Bunun cevabını anlayabilmek için önce çok ilginç iki hadisi şerifin anlamını okumalıyız:
Ebu Saîd el-Hudrî adlı sahabi anlatır: “Bir gün bir grup arkadaş mescitte oturuyorduk, Rasulüllah (sa) çıkageldi. Pürdikkat söyleyeceklerine kulak kesildik. Buyurdular ki, “Kuranıkerim'in bana indirilmesi sebebiyle nasıl ben inkârcılarla savaştıysam, sizin içinizde de onun yanlış tevil edilmesi sebebiyle savaşanlarınız olacaktır. Bunu bir şeref sayarak Ebubekir, o ben olabilir miyim, diye sordu. Ömer, ben olabilir miyim, diye sordu. Ali ise bir köşede Rasulüllah'ın pabucunun kopan bağını tamirle meşguldü. Resulüllah da hayır, siz değil ama şu pabuç tamircisi olabilir dedi”.
Bu hadisi şerif şu gerçeklere işaret eder: Kuranıkerim'in indirilmesi küfrün işine gelmedi ve ona karşı Rasulüllah'la ve onun ashabıyla savaştılar. Rasulüllah'tan sonra ise Müslümanlar arasında onun kendi görüşlerine göre tevil edilmesi hastalığı ortaya çıkacak ve ümmeti temsil edenler bu hastalıkla savaşmak zorunda kalacaklar. Gerçekten de Hz.
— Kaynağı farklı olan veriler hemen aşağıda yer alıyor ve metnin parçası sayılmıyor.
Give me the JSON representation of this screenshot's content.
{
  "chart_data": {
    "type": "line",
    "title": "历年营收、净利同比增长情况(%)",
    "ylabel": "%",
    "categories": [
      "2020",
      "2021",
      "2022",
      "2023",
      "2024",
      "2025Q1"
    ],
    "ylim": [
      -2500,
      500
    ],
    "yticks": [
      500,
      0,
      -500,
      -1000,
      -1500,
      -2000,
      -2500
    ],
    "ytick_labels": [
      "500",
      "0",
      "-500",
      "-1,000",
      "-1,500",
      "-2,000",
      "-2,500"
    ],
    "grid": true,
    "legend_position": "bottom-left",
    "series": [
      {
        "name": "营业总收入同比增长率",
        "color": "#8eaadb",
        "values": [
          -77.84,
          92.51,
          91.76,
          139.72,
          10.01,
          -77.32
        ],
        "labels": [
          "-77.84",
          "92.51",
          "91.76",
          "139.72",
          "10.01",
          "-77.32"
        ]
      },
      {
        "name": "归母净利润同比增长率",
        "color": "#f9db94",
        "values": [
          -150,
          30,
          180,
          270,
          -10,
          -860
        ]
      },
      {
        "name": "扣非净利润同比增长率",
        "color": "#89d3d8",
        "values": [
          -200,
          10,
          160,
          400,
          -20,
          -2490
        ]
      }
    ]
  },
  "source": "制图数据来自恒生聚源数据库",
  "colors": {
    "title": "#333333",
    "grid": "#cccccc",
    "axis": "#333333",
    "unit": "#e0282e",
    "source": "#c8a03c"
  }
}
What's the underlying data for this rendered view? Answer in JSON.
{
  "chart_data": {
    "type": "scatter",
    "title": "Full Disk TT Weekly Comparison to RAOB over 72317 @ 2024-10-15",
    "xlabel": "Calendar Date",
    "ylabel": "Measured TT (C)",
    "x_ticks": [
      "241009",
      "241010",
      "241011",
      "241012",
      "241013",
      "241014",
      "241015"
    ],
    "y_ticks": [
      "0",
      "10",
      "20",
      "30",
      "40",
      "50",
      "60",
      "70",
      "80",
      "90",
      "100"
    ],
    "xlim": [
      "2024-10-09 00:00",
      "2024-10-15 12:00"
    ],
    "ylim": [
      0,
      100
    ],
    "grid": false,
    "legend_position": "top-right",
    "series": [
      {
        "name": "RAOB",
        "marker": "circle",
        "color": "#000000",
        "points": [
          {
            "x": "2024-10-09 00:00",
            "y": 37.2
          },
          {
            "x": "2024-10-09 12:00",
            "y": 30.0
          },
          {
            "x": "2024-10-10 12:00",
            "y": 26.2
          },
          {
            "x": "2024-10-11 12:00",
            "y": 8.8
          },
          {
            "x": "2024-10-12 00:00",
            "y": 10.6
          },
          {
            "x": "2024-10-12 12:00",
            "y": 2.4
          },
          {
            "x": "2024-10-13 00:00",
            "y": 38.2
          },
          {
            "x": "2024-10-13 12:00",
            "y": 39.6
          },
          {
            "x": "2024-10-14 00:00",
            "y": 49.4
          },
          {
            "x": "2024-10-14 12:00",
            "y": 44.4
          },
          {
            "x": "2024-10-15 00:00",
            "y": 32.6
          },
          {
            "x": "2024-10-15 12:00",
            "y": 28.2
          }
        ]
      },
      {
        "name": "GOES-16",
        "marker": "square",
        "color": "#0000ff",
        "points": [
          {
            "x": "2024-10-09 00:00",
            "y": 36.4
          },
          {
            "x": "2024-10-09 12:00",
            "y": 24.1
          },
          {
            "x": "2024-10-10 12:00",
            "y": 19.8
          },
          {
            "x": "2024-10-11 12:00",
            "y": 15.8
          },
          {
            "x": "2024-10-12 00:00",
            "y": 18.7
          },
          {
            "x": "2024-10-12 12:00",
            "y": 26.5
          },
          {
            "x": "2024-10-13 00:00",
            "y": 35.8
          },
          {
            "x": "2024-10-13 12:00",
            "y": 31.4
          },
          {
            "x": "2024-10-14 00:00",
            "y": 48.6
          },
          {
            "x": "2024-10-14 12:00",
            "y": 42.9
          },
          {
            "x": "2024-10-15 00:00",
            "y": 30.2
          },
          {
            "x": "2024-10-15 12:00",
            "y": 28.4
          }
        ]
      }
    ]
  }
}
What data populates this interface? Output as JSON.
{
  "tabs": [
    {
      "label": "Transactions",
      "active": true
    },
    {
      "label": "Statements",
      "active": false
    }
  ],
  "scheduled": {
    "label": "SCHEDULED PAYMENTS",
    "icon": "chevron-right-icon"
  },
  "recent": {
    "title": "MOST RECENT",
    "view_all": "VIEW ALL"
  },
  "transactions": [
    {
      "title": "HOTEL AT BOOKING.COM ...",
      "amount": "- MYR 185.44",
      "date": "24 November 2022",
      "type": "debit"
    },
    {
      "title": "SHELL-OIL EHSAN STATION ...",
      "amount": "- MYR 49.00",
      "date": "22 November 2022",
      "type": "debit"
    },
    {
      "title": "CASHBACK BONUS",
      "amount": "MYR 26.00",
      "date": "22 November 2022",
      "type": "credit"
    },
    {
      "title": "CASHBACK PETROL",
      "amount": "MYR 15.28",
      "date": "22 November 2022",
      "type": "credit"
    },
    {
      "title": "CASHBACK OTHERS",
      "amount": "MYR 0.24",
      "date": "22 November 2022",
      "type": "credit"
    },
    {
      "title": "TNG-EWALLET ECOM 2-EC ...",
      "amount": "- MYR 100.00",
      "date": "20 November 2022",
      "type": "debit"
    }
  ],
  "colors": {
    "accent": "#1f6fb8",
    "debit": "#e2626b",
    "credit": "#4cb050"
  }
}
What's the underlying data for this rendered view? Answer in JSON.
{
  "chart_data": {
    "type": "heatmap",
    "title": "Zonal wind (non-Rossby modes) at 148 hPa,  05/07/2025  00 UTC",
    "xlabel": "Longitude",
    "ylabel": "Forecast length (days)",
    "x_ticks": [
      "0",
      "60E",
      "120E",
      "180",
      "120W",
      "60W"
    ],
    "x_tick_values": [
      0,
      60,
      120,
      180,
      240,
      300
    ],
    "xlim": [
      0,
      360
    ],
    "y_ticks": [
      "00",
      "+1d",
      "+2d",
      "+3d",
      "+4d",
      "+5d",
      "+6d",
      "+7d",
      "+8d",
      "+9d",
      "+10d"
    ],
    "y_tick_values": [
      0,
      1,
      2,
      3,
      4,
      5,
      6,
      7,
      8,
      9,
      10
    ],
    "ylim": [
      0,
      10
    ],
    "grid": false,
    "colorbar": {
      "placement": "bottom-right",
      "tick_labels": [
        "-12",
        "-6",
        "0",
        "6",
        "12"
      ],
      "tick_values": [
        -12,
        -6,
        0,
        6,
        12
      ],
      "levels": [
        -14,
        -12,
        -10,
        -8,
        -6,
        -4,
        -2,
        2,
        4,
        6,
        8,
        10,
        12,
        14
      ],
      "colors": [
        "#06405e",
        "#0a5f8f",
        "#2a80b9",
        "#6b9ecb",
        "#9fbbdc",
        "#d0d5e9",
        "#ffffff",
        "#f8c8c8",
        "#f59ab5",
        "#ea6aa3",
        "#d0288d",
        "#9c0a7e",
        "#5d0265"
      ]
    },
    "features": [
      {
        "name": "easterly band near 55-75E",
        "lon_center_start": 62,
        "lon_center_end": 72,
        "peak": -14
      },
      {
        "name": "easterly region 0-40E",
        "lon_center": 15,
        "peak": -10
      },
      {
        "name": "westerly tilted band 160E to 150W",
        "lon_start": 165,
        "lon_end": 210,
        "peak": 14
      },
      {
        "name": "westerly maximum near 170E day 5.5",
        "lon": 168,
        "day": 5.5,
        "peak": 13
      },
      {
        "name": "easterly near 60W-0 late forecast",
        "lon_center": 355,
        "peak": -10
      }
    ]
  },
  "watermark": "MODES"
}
Ali teville ilk fırkayı oluşturan Haricilerle bu sebeple savaşmıştır. Tahavî'nin Müşkil'de naklettiğine göre, Haricilerin bir kolu olan Harurîler kâfirlerden söz eden “dünyada yaptıkları işler boşa gitmiş, ama onlar hala iyi bir iş yaptıklarını sanıyorlar” anlamındaki Kehf 18/104 ayetini teville Müslümanlara çevirmişlerdi, Hz. Ali de onlarla savaşmak zorunda kaldı.
İşin ilginç tarafı, Hz. Ali'ye tabi olduklarını söyledikleri halde Kuranıkerim'e uçuk ve batıni tevillerle istediklerini söylettiren Şia nezdinde bu hadisi şerif şu hale getirilmiştir:
“Ey Ali! Kuranıkerim bana indirildi, onun tevilini yapacak olan da sensin. Ben nasıl onun indirilmesi sebebiyle savaştıysam, sen de tevili sebebiyle, yani senin tevilini kabul etmeyenlerle savaşmak zorunda kalacaksın”. (Cafer b. Mansûr, eş-Şevâhid, 74.).
Gördünüz mü tevili yeren hadisi şerif nasıl tevile delil yapıldı ve tefrika nasıl başladı.